The Shrinking Daily vs. The Daily Eric (Schmidt)
Ken Doctor analyzes the news business on his blog Content Bridges and for Outsell, an information-market analytics firm. He worked at Knight Ridder for 21 years and was an executive in content services, strategy and editorial for the company’s digital unit.
Call it The Shrinking Daily vs. The Daily Eric.
Just when you thought it couldn’t get worse, it did. Yesterday’s FAS-FAX report tells us that print is dying off more quickly. The basics:
—Seven percent down daily and 5.3 percent Sunday;
—Double-digit carnage at major metros: The New York Times’ Boston Globe, down 13.6 percent (daily) and 11.2 percent (Sunday); Hearst’s Houston Chronicle down 13.9 percent and 7 percent; Cox’s Atlanta Journal Constitution down 20 percent and 7 percent and McClatchy’s Miami Herald down 15.8 percent and 13.1 percent.
These losses cap deepening print circulation losses over the last five years—and they are accelerating. Against that news, we have Sharon Waxman’s report of a conversation with the now-omnipresent Eric Schmidt (who recently seems to have a sense of bad timing, his Google (NSDQ: GOOG) growth announcements juxtaposed against news industry cries and announced woes) at a Hollywood soiree.
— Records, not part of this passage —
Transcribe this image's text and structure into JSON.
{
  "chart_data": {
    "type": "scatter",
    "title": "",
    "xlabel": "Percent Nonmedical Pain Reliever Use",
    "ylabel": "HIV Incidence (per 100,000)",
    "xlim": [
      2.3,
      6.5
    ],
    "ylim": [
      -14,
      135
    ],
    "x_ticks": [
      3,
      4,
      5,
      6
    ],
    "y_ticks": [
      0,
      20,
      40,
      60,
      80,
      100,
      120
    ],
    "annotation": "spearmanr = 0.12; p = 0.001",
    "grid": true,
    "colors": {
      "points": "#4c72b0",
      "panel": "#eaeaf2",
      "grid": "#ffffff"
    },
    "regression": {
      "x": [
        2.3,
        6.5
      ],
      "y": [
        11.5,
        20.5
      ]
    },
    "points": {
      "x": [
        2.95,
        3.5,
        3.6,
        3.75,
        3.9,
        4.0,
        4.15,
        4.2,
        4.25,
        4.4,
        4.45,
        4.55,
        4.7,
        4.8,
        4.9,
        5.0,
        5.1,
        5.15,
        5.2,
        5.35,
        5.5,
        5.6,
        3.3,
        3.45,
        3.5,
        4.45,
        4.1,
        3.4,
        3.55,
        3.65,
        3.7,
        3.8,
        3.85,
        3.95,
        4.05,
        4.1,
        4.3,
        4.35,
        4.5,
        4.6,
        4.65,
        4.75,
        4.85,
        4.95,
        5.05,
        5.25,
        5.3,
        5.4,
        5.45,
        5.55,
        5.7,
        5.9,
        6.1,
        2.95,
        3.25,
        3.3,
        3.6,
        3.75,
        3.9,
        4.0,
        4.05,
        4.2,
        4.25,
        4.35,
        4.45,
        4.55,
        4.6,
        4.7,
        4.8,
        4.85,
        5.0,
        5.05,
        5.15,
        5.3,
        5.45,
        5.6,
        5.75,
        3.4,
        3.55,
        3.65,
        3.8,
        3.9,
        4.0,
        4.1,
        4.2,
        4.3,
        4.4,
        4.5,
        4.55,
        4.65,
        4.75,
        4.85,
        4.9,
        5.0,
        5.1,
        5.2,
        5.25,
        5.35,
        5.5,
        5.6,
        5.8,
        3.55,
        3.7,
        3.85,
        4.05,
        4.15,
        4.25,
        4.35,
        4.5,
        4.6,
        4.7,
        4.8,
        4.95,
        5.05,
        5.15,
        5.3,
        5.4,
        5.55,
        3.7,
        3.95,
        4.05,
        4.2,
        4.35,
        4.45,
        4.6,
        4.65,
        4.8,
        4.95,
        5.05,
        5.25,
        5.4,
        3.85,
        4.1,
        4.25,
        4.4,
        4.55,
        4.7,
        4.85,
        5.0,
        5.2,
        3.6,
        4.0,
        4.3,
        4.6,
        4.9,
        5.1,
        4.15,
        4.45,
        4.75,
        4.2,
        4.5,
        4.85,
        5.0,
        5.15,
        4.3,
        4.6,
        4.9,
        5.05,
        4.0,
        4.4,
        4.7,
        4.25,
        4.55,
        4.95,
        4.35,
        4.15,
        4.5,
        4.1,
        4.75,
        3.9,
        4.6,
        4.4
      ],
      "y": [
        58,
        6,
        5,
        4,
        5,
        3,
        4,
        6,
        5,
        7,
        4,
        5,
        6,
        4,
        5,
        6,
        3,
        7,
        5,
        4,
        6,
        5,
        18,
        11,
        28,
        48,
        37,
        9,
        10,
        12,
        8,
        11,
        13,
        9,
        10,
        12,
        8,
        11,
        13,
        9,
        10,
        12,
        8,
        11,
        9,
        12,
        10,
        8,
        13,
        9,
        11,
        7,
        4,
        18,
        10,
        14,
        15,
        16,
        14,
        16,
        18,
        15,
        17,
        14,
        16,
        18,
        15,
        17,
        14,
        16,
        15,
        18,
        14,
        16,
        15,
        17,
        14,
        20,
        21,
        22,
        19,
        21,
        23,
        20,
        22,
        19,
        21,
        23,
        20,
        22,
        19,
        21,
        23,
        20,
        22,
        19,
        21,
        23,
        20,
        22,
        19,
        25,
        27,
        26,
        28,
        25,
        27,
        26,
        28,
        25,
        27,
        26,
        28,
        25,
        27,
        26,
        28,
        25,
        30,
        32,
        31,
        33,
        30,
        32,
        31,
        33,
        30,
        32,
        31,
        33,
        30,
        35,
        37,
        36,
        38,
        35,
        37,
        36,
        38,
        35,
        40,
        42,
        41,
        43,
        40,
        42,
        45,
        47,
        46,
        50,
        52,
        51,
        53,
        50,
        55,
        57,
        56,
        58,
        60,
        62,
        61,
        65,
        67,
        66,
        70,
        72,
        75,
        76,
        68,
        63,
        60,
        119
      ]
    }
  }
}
The Google news summary on that talk:
The Daily Eric to Tell Readers What They Want to Know
Within six months, Google will automatically serve news readers the news they want by combining its knowledge of their reading, buying and search behavior. Google will sell premium ads on these pages and keep the revenue, sharing none with publishers.
What it means, after the jump…
So there we have it. As print shrinks, Google will replace its daily functionality, its daily utility—and it’s been on that road for awhile—with Google News, v2. It sounds like Google News, v1 meets Google IG meets AdWords for news, a new algorithm that knows us better than we know ourselves. Importantly—distinguishing itself from all the My Yahoo (NSDQ: YHOO) products that have come before—Google is recognizing how fundamentally lazy we all are. Google seems to be saying: You don’t have to do anything, we’ll be your new paperboy.
Of course, this digital paperboy keeps all the money from the collections, a bizarro turn on the old value chain. News producers used to get the money and pay a few pennies (Newsies-like) to the distributors. Now the distributors are making the collections, and keeping it.
How well will Google’s new product work?
It will be an improvement over Google News, the wonder whose main properties are aggregation, immediacy and some rough hierarchy of importance, though it’s the last point that has made it vulnerable. Schmidt’s project is as much a defensive play, shoring up Google News against numerous others looking for ways to improve the news-finding experience (including AP with its landing-page plans), as an offensive one. Lost in much of the current Google/newspapers debate is that Google News is still out of the Top 10 in U.S. “Top News” (Nielsen) and needs to improve there compared to Yahoo, MSN network, AOL (NYSE: TWX) and others. (It’s Google overall dominance, News + Search + Paid Search, etc. that has made it the target.)
The two events of the day remind us how quickly the print to digital news acceleration is now happening. When we look back it, it will be simple to see: Over the years, the ravages of Internet competition have damaged the press, causing it to cut back and back, and then the recession came long, just as a fierce storm whacks off the limbs of weakened trees, further diminishing them.
What are the causes for the sharper downturn in circulation? How about:
—Continued generational change to online preference for news over print.
—Continued decline of the print product. You can’t squeeze pages out and not expect to have an impact.
—Earlier deadlines. In moves to consolidate production and printing, we’ve seen earlier deadlines around the country. Earlier deadlines mean even less timeliness for print readers, though there’s no way print will ever beat digital on that.
—The recession. With unemployment numbers where they are, and all of the above happening, it’s an easier decision to not renew these days.
—More publisher cutbacks. Yes, there’s been some truth to the publisher cutbacks of less-than-essential circulation, though that was supposed to have run its course.
Add it all up, and the future gets clearer. And it’s in pixels. The big questions get bigger. Who will pay journalists to create the news? Who will distribute it? How will a new, fairer, stable ecosystem emerge?